Otra experiencia más descontracturada es Atrévete! o HOLLABACK, un movimiento que se dedica a pensar cómo cambiar la forma en que se piensa sobre el espacio público, reclamando el derecho de las mujeres de caminar en la calle sin acoso: “Creemos que toda persona tiene derecho a sentirse bien en la calle sin ser clasificada como un objeto. El acoso en la calle es una de las formas más generalizadas de la violencia de género, parece culturalmente aceptado, pero nosotras no lo aceptamos y en esta página exponemos las denuncias que le suceden a la gente todos los días”, cuenta Inti Tidball-Binz desde el sitio que comenzó en México y que se expandió recientemente hasta Argentina.
Por último, al cierre de esta edición nos desayunamos con que la militante trans Diana Sacayán fue víctima de agresiones que – como explica la socióloga- fueron de la violencia verbal hacia la violencia física, siendo brutalmente golpeada primero por un hombre que la Gendarmería no detuvo, luego por la Gendarmería misma, y más tarde abandonada por la Policía Bonaerense en la puerta de un hospital, sin tomársele la denuncia.
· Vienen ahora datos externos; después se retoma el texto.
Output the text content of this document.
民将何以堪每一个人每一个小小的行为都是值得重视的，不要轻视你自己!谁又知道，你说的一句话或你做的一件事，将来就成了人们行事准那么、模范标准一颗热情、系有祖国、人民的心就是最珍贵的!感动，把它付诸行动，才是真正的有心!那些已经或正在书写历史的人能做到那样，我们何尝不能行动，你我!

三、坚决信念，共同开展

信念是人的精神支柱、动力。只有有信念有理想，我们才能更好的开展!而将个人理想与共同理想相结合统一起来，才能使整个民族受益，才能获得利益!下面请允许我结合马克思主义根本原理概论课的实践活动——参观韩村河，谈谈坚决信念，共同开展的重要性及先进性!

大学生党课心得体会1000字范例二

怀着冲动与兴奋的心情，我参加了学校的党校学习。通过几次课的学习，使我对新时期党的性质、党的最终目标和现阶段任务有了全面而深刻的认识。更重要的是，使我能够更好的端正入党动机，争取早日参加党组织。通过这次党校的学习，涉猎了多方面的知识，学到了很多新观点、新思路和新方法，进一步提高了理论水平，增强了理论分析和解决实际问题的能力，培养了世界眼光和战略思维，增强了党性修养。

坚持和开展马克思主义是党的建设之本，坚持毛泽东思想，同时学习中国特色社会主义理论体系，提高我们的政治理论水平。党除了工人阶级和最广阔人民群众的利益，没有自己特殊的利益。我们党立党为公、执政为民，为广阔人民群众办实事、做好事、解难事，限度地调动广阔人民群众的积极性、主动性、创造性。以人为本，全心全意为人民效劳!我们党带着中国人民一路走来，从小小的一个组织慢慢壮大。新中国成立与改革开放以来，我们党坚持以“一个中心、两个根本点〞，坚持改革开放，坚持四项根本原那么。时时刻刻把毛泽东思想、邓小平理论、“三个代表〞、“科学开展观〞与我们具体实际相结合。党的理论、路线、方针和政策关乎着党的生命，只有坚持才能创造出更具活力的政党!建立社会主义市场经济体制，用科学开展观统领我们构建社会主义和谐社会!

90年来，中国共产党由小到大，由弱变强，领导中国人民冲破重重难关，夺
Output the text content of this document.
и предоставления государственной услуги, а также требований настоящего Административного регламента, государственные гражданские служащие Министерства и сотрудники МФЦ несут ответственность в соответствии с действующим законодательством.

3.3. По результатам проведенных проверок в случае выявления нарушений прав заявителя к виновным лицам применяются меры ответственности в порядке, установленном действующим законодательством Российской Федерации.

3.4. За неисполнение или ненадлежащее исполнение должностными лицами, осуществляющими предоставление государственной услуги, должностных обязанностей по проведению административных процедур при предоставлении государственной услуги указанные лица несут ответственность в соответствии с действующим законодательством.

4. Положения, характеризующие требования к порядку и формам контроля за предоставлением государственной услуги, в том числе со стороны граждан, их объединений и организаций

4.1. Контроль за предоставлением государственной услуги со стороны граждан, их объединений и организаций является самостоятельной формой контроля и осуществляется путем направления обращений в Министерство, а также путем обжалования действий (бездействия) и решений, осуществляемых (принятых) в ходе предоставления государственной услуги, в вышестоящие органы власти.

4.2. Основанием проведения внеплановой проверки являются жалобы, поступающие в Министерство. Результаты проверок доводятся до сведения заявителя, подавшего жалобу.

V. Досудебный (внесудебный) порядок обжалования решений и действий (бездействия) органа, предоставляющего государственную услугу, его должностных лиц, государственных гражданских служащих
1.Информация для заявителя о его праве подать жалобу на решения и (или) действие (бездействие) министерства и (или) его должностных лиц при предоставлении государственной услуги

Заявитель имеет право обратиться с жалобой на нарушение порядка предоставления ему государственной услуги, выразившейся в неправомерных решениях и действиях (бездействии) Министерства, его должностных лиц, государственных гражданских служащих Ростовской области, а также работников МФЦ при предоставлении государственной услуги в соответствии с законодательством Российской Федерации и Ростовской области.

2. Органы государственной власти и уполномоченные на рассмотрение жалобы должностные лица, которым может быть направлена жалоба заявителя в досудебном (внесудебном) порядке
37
Reproducimos a continuación el comunicado que narra el grueso de los hechos y muestra, una vez más, que del piropo o la grosería a la violencia física hay solo una cuestión de escala: la escala del poder patriarcal.
“Mi nombre es Diana Sacayan, soy trabajadora del INADI, pero por sobre todas las cosas una luchadora constante  y quiero realizar la siguiente denuncia:
Que el pasado 10/08/2013 aproximadamente a las 2 de  la madrugada, estaba en un bar pegado a la Estación de Laferrere. De echo este bar está en la estación de trenes, cuando un hombre comienza a dar insultos  sobre mi condición de travesti  , desde luego que le contesté y seguidamente el individuo comenzó a gritarme insultos e intentó echarme del lugar, a lo que yo me negué sin que el dueño o encargado, ni ninguna de las personas presentes intervengan. El individuo de unos 35 a 40 años se lanzó a propinarme  golpes de patadas  y tomándome de los pelos me arrojo al asfalto y me dio unas 7  o 10 patadas en la cara tirándome al piso. Yo logré correr hasta el hall de  la estación de trenes que esta a unos escasos diez metros para poder solicitar ayuda de gendarmería, quien habitualmente permanece en el lugar. Cuando llegué al hall, ellos lograron  detener  al individuo pero  luego de mantener una breve conversación lo dejaron ir sin labrar ningún tipo de actuación. Ante mi grito indignado de:  “no lo dejen escapar”, los uniformado comenzaron propinarme golpes a bastonazos, por lo que decidí, con la cara ensangrentada, correr  hasta la Comisaría, a unas 5 cuadras se encuentra la Distrital Primera. El comisario salió de su oficina y yo le relaté los hechos. Este ordenó que me lleven al hospital, con lo que me trasladaron en el Movil 49.722 pero que me dejaran en la puerta sin realizar registro alguno en la guardia del Hospital Germani de Laferrere , negándose a tomarme la denuncia correspondiente”.